A question I receive a lot is about the 5th limb of Classical Ashtanga yoga. The Sanskrit word for this is pratyahara. It’s translated to mean "sense withdrawal".
There are probably many ways to achieve sensory withdrawal. The most natural is it arises as we develop prana or life force within the body. It’s a result of a concentrated mind.
There’s also ways to develop this consciously. The simplest way I’ve found is as follows.
Examine all five of your senses. Think about how you use each of them in your life experiences. Then determine which one is the strongest. This can take some time for people to determine. And some people have two. That is fine and this choice is not concrete. You won’t mess anything up if you choose "the wrong one".
Once you’ve picked one sense, you examine why you picked it. What are the experiences you based your decision on to state this as your greatest sense? For example, I recently had a person tell me it was her sense of smell. Another told me it was touch, and another told me it was sight.
If you determine your strongest sense is smell, what smell makes you feel nostalgic or gives you a blissful feeling? These are two distinct triggers, but either will work. If you say roses, great. When you finish your breathing practices and/or chanting before meditation, center in on your sense of smell. Imagine you smell roses. I understand they are not there and this may be frustrating at first, but sit with it. See if you can "smell the roses".
If your choice of sense is touch, I would ask you why. When we’ve determined why, I would have a mental exercise for you to perform based on what you told me. It could be imagining circles being rubbed on your hand or a blissful feeling throughout your body (noting where it started and where it went), or waves of imaginary touch through the arms, the legs, or the back.
If your choice of sense is sight, I would ask you what an important image is to you. What's the most detailed thing you can you see in your mind’s eye without having to see it in the physical world? Then I would tell you to put all of your attention on this image in your mind while meditating.
The teachings of yoga constantly change the more you practice them. They are based on the state of consciousness of the individual. Sometimes, it seems like certain principles, practices, or rules go against one another.
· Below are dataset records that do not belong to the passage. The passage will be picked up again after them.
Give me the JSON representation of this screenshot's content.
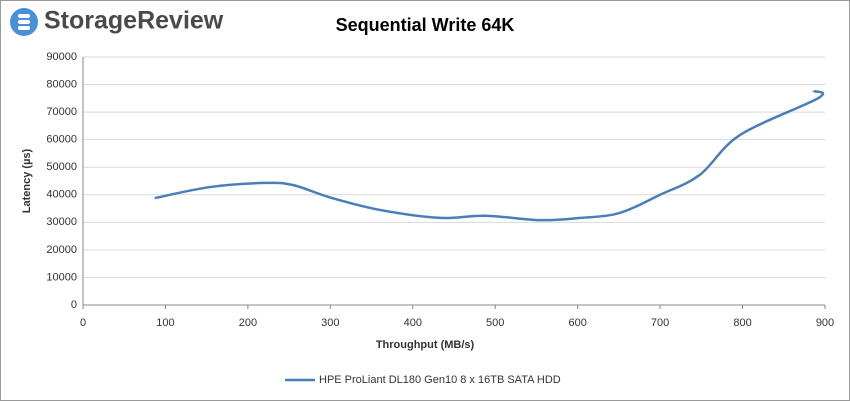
{
  "logo": "StorageReview",
  "chart_data": {
    "type": "line",
    "title": "Sequential Write 64K",
    "x_label": "Throughput (MB/s)",
    "y_label": "Latency (µs)",
    "xlim": [
      0,
      900
    ],
    "xticks": [
      0,
      100,
      200,
      300,
      400,
      500,
      600,
      700,
      800,
      900
    ],
    "ylim": [
      0,
      90000
    ],
    "yticks": [
      0,
      10000,
      20000,
      30000,
      40000,
      50000,
      60000,
      70000,
      80000,
      90000
    ],
    "grid": true,
    "legend": "bottom",
    "series": [
      {
        "name": "HPE ProLiant DL180 Gen10 8 x 16TB SATA HDD",
        "color": "#4a7ebb",
        "x": [
          87,
          154,
          221,
          255,
          300,
          360,
          433,
          488,
          554,
          603,
          651,
          700,
          748,
          797,
          892,
          886
        ],
        "values": [
          38800,
          42800,
          44300,
          43500,
          39000,
          34500,
          31600,
          32400,
          30800,
          31600,
          33400,
          40000,
          47200,
          61700,
          75100,
          77700
        ]
      }
    ]
  }
}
However, if you look at them through a teaching lens, particularly teaching individuals, as yoga is based on the spiritual progression of the individual, what is medicine for one person may be poison for another.
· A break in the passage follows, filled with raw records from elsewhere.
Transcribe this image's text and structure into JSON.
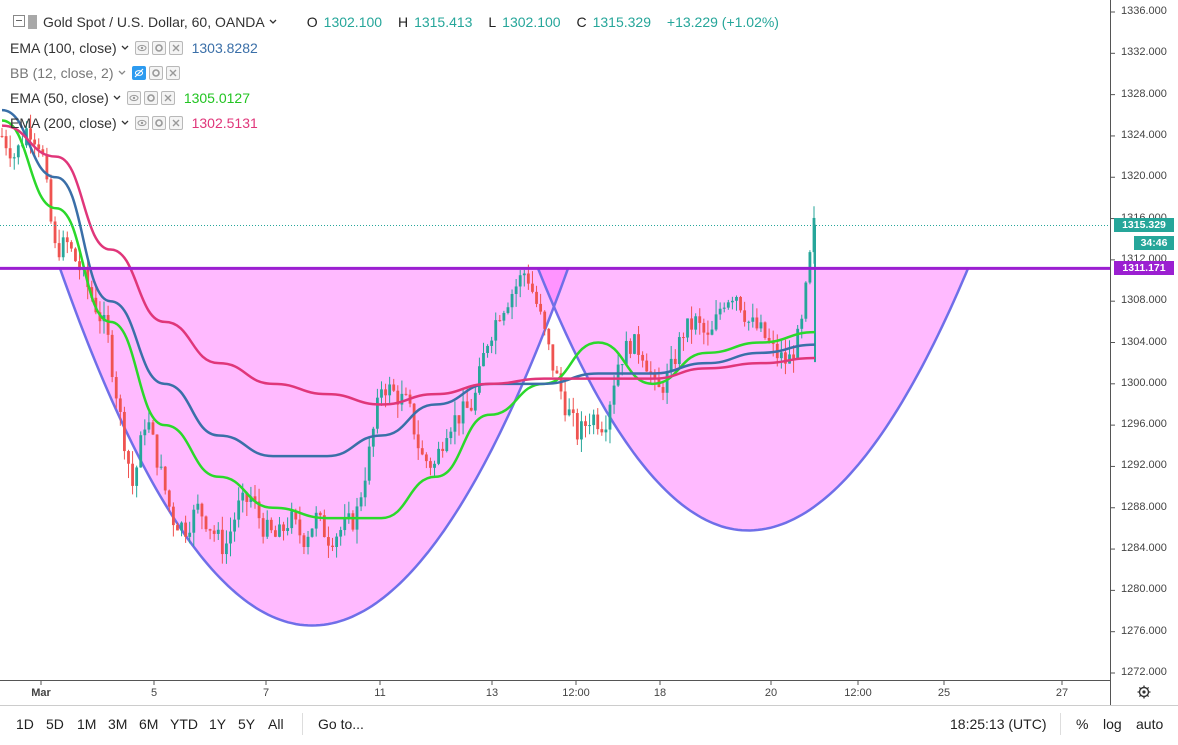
{
  "header": {
    "symbol": "Gold Spot / U.S. Dollar, 60, OANDA",
    "ohlc": [
      {
        "k": "O",
        "v": "1302.100"
      },
      {
        "k": "H",
        "v": "1315.413"
      },
      {
        "k": "L",
        "v": "1302.100"
      },
      {
        "k": "C",
        "v": "1315.329"
      }
    ],
    "change": "+13.229 (+1.02%)",
    "ohlc_color": "#26a69a"
  },
  "indicators": [
    {
      "label": "EMA (100, close)",
      "value": "1303.8282",
      "color": "#3a6fa8"
    },
    {
      "label": "BB (12, close, 2)",
      "value": "",
      "color": "#2d9bf0"
    },
    {
      "label": "EMA (50, close)",
      "value": "1305.0127",
      "color": "#2bd82b"
    },
    {
      "label": "EMA (200, close)",
      "value": "1302.5131",
      "color": "#e0367a"
    }
  ],
  "price_axis": {
    "ticks": [
      "1336.000",
      "1332.000",
      "1328.000",
      "1324.000",
      "1320.000",
      "1316.000",
      "1312.000",
      "1308.000",
      "1304.000",
      "1300.000",
      "1296.000",
      "1292.000",
      "1288.000",
      "1284.000",
      "1280.000",
      "1276.000",
      "1272.000"
    ],
    "last_price": "1315.329",
    "countdown": "34:46",
    "level_price": "1311.171",
    "last_price_color": "#26a69a",
    "level_color": "#9b1fd1"
  },
  "time_axis": {
    "ticks": [
      {
        "label": "Mar",
        "bold": true
      },
      {
        "label": "5"
      },
      {
        "label": "7"
      },
      {
        "label": "11"
      },
      {
        "label": "13"
      },
      {
        "label": "12:00"
      },
      {
        "label": "18"
      },
      {
        "label": "20"
      },
      {
        "label": "12:00"
      },
      {
        "label": "25"
      },
      {
        "label": "27"
      }
    ]
  },
  "toolbar": {
    "ranges": [
      "1D",
      "5D",
      "1M",
      "3M",
      "6M",
      "YTD",
      "1Y",
      "5Y",
      "All"
    ],
    "goto": "Go to...",
    "clock": "18:25:13 (UTC)",
    "percent": "%",
    "log": "log",
    "auto": "auto"
  },
  "chart_data": {
    "type": "line",
    "ylim": [
      1270.5,
      1337
    ],
    "ylabel": "",
    "xlabel": "",
    "colors": {
      "up": "#26a69a",
      "down": "#ef5350",
      "pattern_fill": "#ff66ff",
      "pattern_stroke": "#6f6fe8"
    },
    "price_path": [
      1324,
      1322,
      1325,
      1323,
      1313,
      1313.5,
      1311,
      1308,
      1305,
      1297,
      1290,
      1297,
      1292,
      1287,
      1286,
      1288,
      1286,
      1284,
      1288,
      1289,
      1286,
      1285,
      1287,
      1285,
      1287,
      1285,
      1286,
      1287,
      1293,
      1300,
      1299,
      1298,
      1293,
      1292,
      1296,
      1297,
      1298,
      1304,
      1307,
      1309,
      1311,
      1307,
      1302,
      1298,
      1295,
      1297,
      1296,
      1302,
      1304,
      1303,
      1299,
      1301,
      1305,
      1306,
      1304,
      1308,
      1309,
      1306,
      1305,
      1303,
      1302,
      1305,
      1315.3
    ],
    "series": [
      {
        "name": "EMA (50, close)",
        "values": [
          1325.5,
          1317,
          1306,
          1296,
          1291,
          1288,
          1287,
          1287,
          1291,
          1297,
          1300,
          1304,
          1300,
          1303,
          1304,
          1305
        ]
      },
      {
        "name": "EMA (100, close)",
        "values": [
          1326.5,
          1320,
          1308,
          1300,
          1295,
          1293,
          1293,
          1295,
          1298,
          1300,
          1300,
          1301,
          1301,
          1302,
          1303,
          1303.8
        ]
      },
      {
        "name": "EMA (200, close)",
        "values": [
          1325,
          1322,
          1313,
          1306,
          1302,
          1300,
          1299,
          1298,
          1299,
          1300,
          1300.5,
          1300.5,
          1300.5,
          1301.5,
          1302,
          1302.5
        ]
      }
    ],
    "horizontal_level": 1311.171
  }
}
For example, the Yoga Sutras state that asana (postures) and pranayama (breath techniques) are used until one has achieved a certain state of consciousness, namely samadhi. After achieving this state, they are no longer needed. Does this mean that I should throw away asana and pranayama after a year of practice? No, it does not. The state of samadhi can take lifetimes to receive.
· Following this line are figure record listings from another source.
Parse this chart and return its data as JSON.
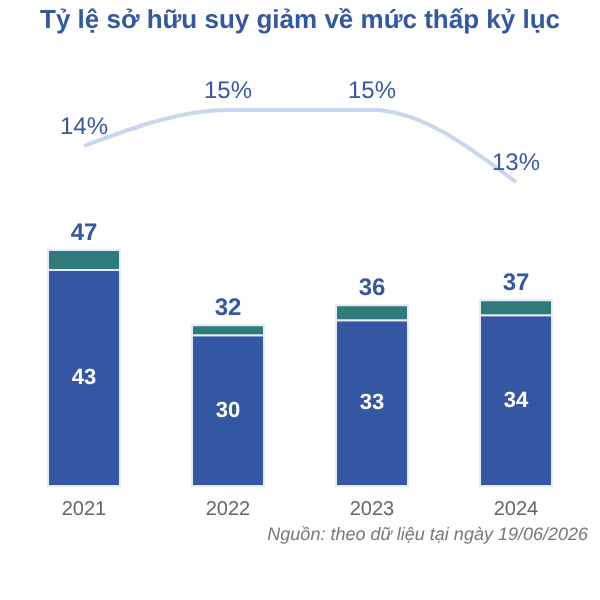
{
  "chart_data": [
    {
      "type": "line",
      "title": "Tỷ lệ sở hữu suy giảm về mức thấp kỷ lục",
      "categories": [
        "2021",
        "2022",
        "2023",
        "2024"
      ],
      "color": "#c9d6ee",
      "values": [
        14,
        15,
        15,
        13
      ],
      "value_labels": [
        "14%",
        "15%",
        "15%",
        "13%"
      ],
      "tick_labels": false
    },
    {
      "type": "bar",
      "categories": [
        "2021",
        "2022",
        "2023",
        "2024"
      ],
      "stacked": true,
      "series": [
        {
          "color": "#3457a4",
          "values": [
            43,
            30,
            33,
            34
          ],
          "value_labels": [
            "43",
            "30",
            "33",
            "34"
          ]
        },
        {
          "color": "#2f7a7a",
          "values": [
            4,
            2,
            3,
            3
          ]
        }
      ],
      "totals": [
        "47",
        "32",
        "36",
        "37"
      ],
      "annotations": [
        "Nguồn: theo dữ liệu tại ngày 19/06/2026"
      ],
      "tick_labels": "x"
    }
  ]
}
The practices given above for sense withdrawal may, in turn, sound paradoxical. The practice certainly is based on the word alone. And yet, many times in life and in yoga we need to move into something rather than avoid it. By isolating one sense, you begin to shut out the external use of the other four. The first thing that happens is your ability to concentrate increases. Then you shut out the other four senses, and may even start to smell, feel, or touch the thing you’re concentrating on. From there, the other inner senses activate: you may start to see an inner light, feel bliss, hear a sound or vibration, etc. This is the senses turning inward. It is an important step and often not explained. The deeper we go with these inner senses, the more concentrated we become on our aim. The outer world falls away and the inner world opens up.